Over the years, I have encountered many Amway IBOs and they often have a common theme. They trust their upline to a fault and in some cases, consider them mentors. Now in a business venture, it might be good to have a mentor or someone to guide you, but in the Amway opportunity, most of the upline mentors make money off those who they mentor. That is a major conflict of interest but IBOs simply fail to see it. Just about any "help" you receive results in compensation for someone upline. Upline should actually be paid consultants with no accountability.
When an IBO sees the plan in a big meeting or function, the speaker will often be built up as a financial guru, and possibly as an expert on how to succeed in Amway. An IBO may hear something about the trail was already blazed by upline and you just need to follow the trail. Don't re-invent the wheel, just copy what upline did. But as I have said many times before, duplication sounds easy and looks good on paper, but in real life, the vast majority of IBOs run into problems that they simply cannot overcome, such as the bad reputation that the Amway name has in the US. Uncompetitive prices for products do not help the cause either. If you don't believe that, go and do an honest price comparison.
What is troubling however, is that IBOs are taught to trust upline and do as they say (defacto requirement), but they are also taught that failure is due to their own shortcomings, even when they do exactly what upline told/advised them. It is also troubling that many uplines will tell their faithful followers that they need to purchase more and more tools (voicemail, cds, seminar tickets). In some cases, an upline may advise their downline to sacrifice basic family needs to buy these tools. I saw some IBOs who were advised to skip meals to buy a cd, or skip paying the mortgage to be able to attend the next big function. One diamond even taught about the foreclosure procedures so people could skip a payment. That same diamond talked about how long you can hold off the electric company before being shut down. The results o this bad advice are devastating for some. I saw some fellow IBOs go bankrupt and/or lose their homes following this advice.
I might also add that as a newer IBO or prospect, you may have heard that "everyone starts at zero", or that it's a level playing field. It is not. As a new IBO, you will likely be in the 100 PV bracket. Since Amway pays out about 31% in bonuses, your upline(s) will split up about 28% in bonuses off your efforts while you get a 3%bonus. That doesn't sound very level to me. In addition, you as an IBO are paying for this priviledge when you buy tools.

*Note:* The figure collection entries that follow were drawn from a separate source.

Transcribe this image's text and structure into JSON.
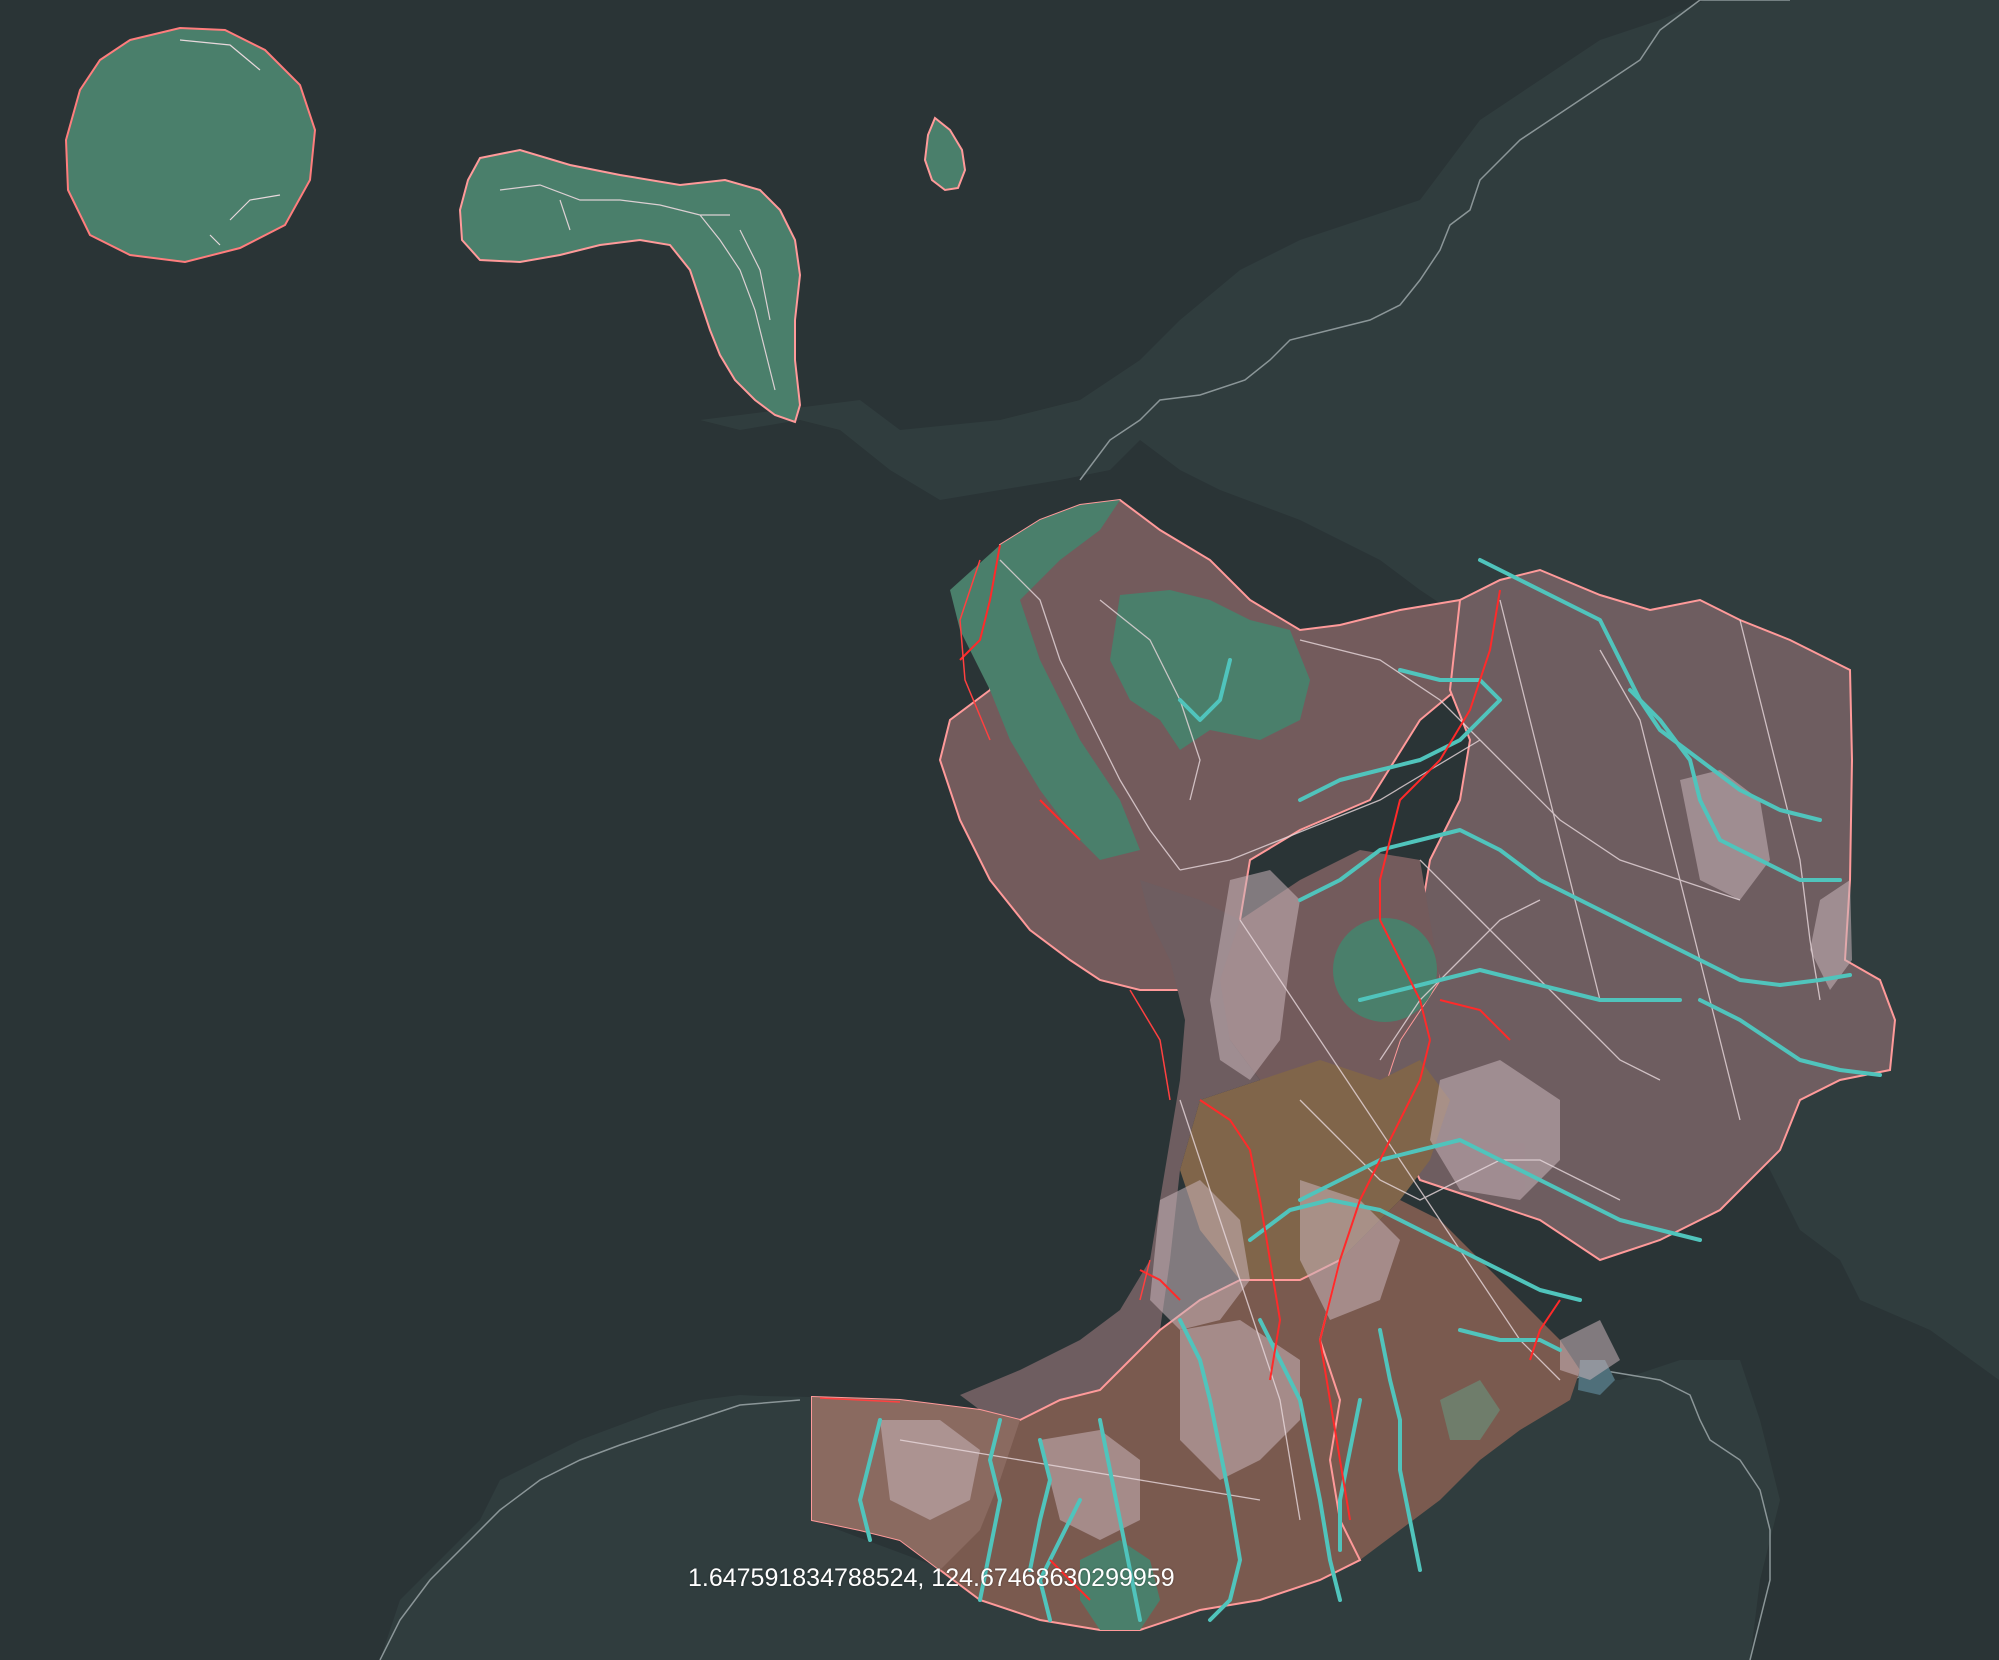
{
  "map": {
    "coordinate_readout": "1.647591834788524, 124.67468630299959"
  },
  "colors": {
    "sea": "#2a3436",
    "neighbor_land": "#303d3e",
    "forest": "#4a7f6b",
    "district_mauve": "#735b5c",
    "district_grey": "#6e5d60",
    "district_orange": "#80654a",
    "district_brown": "#7a5a4f",
    "river": "#50c4bc",
    "admin_boundary": "#ff2a2a",
    "road": "#e8d8dc",
    "coast_outline": "#ff8a8a",
    "urban": "#c9b4ba"
  },
  "icons": {
    "map": "map-icon"
  }
}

So each IBO should look at things objectively and see if your upline is actually helping you or simply helping himself by giving you advice that ends up in profit for himself with little or nothing for you.
4 comments:
Several months ago at this website, one Amway partisan showed up to argue with Joe Cool. I don't recall the exact subject of the debate, but this man said "I won't teach you for nothing!"
Now he was obviously someone with a down-line, and he was saying that his "mentorship" of his down-line wasn't going to be done gratis. He was insisting on his right to be paid for cds, tapes, books, and all the other damned "tools."
In other words, he wasn't satisfied with his cut of the retail profits. Why? Well, most likely because it would be minuscule compared with the cash he could get from all the various "tools."
And besides, he had surely been ripped off in the same way by HIS up-line, and he wasn't going to miss the opportunity for doing the same to HIS underlings.
Ask any Amway insider when you get him to loosen up a bit. He'll tell you that the real money in Amway is in recruitment, tools, functions, and all the little fees and collections that siphon off cash from IBOs. Everything else is just a lot of lying bullshit.
When you think about the tools, you'll understand that there is significant money in selling them. A CD might cost 50 cents or a dollar to make, but it sells for typically $7 or $8, or $3 if you first pay a monthly membership fee of about $50.
The tools have a higher profit margin than Amway products, and there are few people who share in the profits.
In 2009, a WWDB triple diamond filed for bankruptcy and when his bankruptcy documents were made public, he made half of him income from tools.
And food for thought. If you're paying for tools, are you making more and more money because of the tools or are the tools causing you to lose money?
Joe, when you get the chance, please blog about how it could be that someone like your old sponsor could still be in Amway for 22 years now, and possibly for the rest of his life. How can that be explained? What are the possible theories? How can he be ok with all this time and effort he's putting in, even though he has surely discovered there is no 'financial freedom in 2-5 years' as they pitched when he started?
I cannot explain it. I can only think hook like and sinker. See my new blog post.